I’m proud of our rejection of a commercial online experience. This is the thoughtful community I want to be a part of. This feels like the Internet of the late 90s in terms of authenticity. With its revival with the Fediverse I’m hopeful that these types of communities will forever be part of our digital experience.
16+ years. Learned about it from Joel Spolsky’s blog.
I pretty much agree 100% with your characterization of the decline and your overall experience.
I also hadn’t realized how dysfunctional Reddit had become or how much I’d tried to adapt to that dysfunction.
14 year account
Welcome here!
13 years, bye. Fuck spez
My account was 14 years old before I left for Lemmy. Seen a lot of stuff come and go on reddit. Lots of changes over the years and very rarely did I like them but stayed cause there was no real valid alternative. Finally heard about Lemmy during API changes and decided to pull the plug on reddit.
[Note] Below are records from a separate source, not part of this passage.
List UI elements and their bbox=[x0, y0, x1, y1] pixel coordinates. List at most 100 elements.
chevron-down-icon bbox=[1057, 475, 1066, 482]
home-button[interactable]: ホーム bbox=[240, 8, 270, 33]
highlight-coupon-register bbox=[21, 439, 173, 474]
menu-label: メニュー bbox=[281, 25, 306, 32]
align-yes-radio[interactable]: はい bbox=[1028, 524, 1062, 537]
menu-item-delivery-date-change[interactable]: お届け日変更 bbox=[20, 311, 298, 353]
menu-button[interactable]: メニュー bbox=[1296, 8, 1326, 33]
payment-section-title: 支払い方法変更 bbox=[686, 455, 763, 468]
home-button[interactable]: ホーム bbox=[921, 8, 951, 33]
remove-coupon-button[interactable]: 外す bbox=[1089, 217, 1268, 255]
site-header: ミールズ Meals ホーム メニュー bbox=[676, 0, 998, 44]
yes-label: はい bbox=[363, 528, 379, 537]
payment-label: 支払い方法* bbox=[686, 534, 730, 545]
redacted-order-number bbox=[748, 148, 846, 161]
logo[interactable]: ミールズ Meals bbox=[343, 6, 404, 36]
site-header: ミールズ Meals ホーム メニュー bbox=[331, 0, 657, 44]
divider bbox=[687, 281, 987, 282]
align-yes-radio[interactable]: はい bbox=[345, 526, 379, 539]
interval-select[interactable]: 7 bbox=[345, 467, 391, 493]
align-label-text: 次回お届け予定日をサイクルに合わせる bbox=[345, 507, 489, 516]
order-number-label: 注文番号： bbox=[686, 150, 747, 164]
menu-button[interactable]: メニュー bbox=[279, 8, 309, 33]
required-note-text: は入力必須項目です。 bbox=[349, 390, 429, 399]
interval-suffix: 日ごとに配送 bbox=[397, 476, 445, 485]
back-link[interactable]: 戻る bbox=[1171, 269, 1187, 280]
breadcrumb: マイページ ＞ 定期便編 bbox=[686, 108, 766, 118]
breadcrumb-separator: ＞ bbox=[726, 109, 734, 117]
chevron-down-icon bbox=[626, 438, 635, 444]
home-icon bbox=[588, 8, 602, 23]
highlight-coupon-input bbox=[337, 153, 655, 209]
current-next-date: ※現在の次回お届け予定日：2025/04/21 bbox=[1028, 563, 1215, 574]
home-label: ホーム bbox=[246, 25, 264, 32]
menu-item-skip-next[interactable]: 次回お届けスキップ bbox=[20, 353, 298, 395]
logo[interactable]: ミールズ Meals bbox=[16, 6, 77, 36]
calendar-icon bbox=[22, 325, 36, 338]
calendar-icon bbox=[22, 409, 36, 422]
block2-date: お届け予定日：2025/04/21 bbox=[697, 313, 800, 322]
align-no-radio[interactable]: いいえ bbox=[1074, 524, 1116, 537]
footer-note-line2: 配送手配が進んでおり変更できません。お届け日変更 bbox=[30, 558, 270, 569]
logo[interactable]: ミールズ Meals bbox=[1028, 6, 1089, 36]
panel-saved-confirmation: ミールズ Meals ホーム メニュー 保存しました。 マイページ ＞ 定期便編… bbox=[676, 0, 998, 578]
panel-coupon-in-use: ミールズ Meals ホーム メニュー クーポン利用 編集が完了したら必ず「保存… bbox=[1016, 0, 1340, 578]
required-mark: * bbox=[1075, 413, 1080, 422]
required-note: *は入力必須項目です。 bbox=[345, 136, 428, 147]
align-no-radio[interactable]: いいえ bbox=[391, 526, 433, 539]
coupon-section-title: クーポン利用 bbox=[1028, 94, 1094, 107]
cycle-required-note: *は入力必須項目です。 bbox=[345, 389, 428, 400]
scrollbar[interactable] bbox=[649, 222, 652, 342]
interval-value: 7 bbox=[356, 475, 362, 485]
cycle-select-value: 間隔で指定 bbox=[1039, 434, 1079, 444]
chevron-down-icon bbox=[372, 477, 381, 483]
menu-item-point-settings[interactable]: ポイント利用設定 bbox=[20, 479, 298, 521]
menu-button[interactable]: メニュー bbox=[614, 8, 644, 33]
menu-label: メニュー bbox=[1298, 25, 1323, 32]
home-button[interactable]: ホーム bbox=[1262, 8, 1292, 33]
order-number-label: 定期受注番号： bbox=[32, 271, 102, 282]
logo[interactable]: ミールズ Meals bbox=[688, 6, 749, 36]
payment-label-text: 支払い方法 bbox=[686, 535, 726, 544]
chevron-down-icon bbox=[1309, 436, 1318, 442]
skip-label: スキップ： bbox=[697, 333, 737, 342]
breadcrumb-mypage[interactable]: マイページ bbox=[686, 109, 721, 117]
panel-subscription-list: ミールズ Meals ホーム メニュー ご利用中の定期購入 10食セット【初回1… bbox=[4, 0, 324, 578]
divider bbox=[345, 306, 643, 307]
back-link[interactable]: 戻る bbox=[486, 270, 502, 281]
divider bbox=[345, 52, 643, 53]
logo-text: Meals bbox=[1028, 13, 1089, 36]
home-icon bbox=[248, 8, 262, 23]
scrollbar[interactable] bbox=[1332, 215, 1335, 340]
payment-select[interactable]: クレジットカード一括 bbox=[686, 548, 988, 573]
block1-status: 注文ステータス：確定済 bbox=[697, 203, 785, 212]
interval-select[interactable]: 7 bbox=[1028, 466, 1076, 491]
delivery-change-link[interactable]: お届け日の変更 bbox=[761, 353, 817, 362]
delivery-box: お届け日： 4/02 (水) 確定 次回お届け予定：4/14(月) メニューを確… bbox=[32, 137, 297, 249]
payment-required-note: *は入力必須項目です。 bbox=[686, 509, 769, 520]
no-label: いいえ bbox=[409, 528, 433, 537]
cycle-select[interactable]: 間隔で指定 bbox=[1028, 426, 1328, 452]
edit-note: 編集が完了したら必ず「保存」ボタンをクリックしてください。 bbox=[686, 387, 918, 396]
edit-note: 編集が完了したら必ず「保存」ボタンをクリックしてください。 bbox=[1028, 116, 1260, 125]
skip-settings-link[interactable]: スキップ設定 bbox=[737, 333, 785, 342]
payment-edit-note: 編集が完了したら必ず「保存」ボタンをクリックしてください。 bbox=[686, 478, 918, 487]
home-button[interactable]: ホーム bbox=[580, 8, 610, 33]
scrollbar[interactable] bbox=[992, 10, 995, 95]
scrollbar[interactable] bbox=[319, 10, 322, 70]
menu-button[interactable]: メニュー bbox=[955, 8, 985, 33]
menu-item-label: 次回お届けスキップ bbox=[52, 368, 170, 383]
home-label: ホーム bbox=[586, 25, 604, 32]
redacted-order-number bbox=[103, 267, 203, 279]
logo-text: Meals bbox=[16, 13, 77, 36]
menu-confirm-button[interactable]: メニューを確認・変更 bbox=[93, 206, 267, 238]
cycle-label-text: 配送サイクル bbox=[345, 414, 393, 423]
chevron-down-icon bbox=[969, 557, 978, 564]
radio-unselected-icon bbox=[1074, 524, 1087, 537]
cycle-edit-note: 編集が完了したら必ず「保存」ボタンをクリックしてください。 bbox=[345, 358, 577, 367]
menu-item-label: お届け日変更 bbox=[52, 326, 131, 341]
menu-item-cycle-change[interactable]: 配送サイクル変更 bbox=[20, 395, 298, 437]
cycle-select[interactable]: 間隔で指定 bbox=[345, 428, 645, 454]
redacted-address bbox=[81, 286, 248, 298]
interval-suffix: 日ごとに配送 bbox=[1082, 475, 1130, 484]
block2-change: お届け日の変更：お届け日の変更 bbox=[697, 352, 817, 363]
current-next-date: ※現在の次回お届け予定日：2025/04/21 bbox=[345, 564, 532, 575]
Reddit had been going downhill for nearly 10 years now, to be honest
I joined Reddit 13 years ago when Digg made their site unusable. I joined Lemmy 1 month ago when Reddit made their site unusable (on mobile). History repeats itself…
14 years with an account. A year or so of lurking before that.
Sites come and go.
I like telling stories of the olden days of the internet. Like being user #132 on mp3.com and having chats with people like Darude (before sandstorm) and Dido (before Eminem). It was an amazing place. Now it isn’t.
Reddit will follow.
As they all do
Edit: I also had the comment of the day on Reddit once.
It had 500 upvotes.
I was also a beta tester for duckduckgo. Not the app, the site/engine. When everyone else was putting him down, I believed.
That’s how long I was on there.
Once had a front page rage comic… man I was flying high that day!
12 years here. The day apollo died is the day I stopped logging into reddit.
And it is really hard. That was my default go to free time app. I spent AT LEAST 4 hours A DAY on reddit for most of those 12 years.
Its hard. But on the other hand that site disgusses me now.
deleted by creator
12+ Slashdot/Digg exodus redditor here. Quit two weeks before Apollo shut down. Not gonna support Spez being a douche.
Yeah I hauled ass this year. Logged out and will not go back. It went from decent for years to cumbersome garbage real quick.